7. Risultati dell’indagine: i nuclei tematici
Di seguito sono presentati i nuclei tematici elaborati nell’analisi nelle interviste. Per ognuno di essi sono descritte le principali dimensioni di significato emerse nelle narrazioni dei partecipanti, le teorie sullo sviluppo e le teorie sulla dipendenza identificate all’interno di ogni gruppo.
Tab. 3: Sintesi dei principali nuclei tematici elaborati nell’analisi delle interviste e dei costrutti che sintetizzano le principali dimensioni di significato emerse nel corso delle interviste e dei focus group.

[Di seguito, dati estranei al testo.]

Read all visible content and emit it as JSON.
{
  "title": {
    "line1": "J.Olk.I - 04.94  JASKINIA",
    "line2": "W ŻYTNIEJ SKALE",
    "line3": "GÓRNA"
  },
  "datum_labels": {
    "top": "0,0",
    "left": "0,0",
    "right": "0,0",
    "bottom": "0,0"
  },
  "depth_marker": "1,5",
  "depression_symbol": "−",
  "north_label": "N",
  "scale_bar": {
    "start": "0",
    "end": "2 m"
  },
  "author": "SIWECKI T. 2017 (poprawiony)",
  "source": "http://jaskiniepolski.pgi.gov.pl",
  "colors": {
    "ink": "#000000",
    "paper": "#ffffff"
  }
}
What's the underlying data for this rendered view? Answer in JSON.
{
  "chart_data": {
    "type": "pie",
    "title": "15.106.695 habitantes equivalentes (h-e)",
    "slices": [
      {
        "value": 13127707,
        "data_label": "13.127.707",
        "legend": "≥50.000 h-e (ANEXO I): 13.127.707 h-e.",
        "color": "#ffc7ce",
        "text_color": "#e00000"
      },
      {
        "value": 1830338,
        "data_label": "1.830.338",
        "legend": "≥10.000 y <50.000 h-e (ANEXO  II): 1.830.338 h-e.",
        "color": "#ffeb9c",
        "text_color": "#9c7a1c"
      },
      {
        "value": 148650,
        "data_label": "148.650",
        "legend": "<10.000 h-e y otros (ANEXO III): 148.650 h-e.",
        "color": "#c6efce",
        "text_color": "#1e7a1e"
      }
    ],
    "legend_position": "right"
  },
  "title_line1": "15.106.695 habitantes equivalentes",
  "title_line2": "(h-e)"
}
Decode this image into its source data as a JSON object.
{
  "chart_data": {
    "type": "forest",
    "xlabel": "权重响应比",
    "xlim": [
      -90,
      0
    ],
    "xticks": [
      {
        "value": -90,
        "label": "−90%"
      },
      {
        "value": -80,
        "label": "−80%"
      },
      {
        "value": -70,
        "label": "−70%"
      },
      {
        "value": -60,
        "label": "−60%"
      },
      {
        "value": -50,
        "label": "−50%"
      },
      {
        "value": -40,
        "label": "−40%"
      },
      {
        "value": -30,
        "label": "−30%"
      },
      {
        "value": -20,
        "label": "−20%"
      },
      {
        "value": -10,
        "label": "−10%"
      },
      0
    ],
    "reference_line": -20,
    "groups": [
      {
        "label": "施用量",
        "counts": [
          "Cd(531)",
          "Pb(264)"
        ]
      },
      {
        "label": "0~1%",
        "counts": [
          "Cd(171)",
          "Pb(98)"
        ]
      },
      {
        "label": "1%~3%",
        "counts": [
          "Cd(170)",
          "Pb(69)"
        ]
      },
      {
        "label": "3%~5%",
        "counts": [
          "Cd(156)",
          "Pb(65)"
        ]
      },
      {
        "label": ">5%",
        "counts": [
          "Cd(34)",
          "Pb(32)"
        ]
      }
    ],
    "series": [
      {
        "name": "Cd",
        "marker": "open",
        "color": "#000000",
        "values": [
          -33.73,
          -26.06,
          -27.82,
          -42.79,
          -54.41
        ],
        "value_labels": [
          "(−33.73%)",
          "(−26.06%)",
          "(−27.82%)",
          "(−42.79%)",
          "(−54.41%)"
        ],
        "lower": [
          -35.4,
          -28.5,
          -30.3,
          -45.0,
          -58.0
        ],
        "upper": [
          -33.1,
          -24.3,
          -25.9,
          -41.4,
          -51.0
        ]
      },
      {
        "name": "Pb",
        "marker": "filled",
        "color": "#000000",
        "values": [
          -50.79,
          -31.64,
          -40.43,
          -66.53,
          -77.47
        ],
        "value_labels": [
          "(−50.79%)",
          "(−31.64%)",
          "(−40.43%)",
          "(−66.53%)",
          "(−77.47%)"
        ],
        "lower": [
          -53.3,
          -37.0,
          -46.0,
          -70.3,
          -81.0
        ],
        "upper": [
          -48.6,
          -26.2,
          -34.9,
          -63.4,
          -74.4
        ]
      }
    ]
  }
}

Nuclei tematici | Virtuale vs Reale | Gamification: la vita come un videogioco | Gioco sociale vs Individuale |
A) Dimensioni di
significato B) Teorie sullo sviluppo C) Teorie sulla dipendenza |
Realtà del videogioco / Realtà esterna
Giocatore occasionale / Ossessionato Svago / Droga Passatempo / Sogno |
Passione / Passatempo
Attivo / Passivo Sfida / Troppo facile Apprendimento, crescita / Superficialità |
Gioco se ci sono gli altri / Mi occupo di altre attività
Gioco come momento di intimità / Vita in società Gioco come forma di socializzazione / Isolamento e solitudine |
7.1 Primo nucleo tematico: virtuale vs reale
A) Il primo tema di maggior rilievo è la contrapposizione fra ciò che è virtuale e ciò che è reale nella costruzione dell’attività video-ludica dei partecipanti. Il costrutto virtuale vs reale sembra essere usato in modo regnante: vi è un criterio che tende a discriminare rigidamente ciò che è fuori, la realtà esterna, da ciò che è dentro, ossia il virtuale nel videogioco. Questi partecipanti sembrano costruire il videogioco come una modalità di evasione dalla realtà, alla stregua di una droga che permette di evadere dai problemi del quotidiano. L’evasione è intesa anche come opportunità per sperimentare qualcosa che solitamente non è possibile fare nel quotidiano. Di conseguenza, alcuni di questi partecipanti svalutano i giochi di simulazione, dove prevale la componente realistica, e preferiscono giochi che fanno lavorare la fantasia e l’immaginazione. Diversi contributi grafici prodotti da questi partecipanti mettono in risalto il contrasto fra la realtà quotidiana e l’evasione nel regno della fantasia. La prima, spesso, viene rappresentata da oggetti quali libri, orologi, scadenze, o lo stesso computer visto solo come strumento di lavoro, contrapposti a nuvole e stelle che trasportano via dall’ordinarietà in un regno di fantasia virtuale (immagine a sinistra). Il reale viene rappresentato anche come “ambiente esterno” (immagine al centro), dove lo scorrere del tempo è definito a priori, in contrasto con il tempo della fantasia, rappresentato dal simbolo dell’infinito. Altri contributi grafici (immagine a destra) evidenziano il senso del videogioco come droga: un disegno rappresenta i videogame come forbici che permettono di “staccare” dalla realtà, a cui si contrappone il disegno delle forbici senza lame, ad indicare uno strumento vuoto e inefficace perché carente di quell’attitudine necessaria a renderla uno strumento di evasione.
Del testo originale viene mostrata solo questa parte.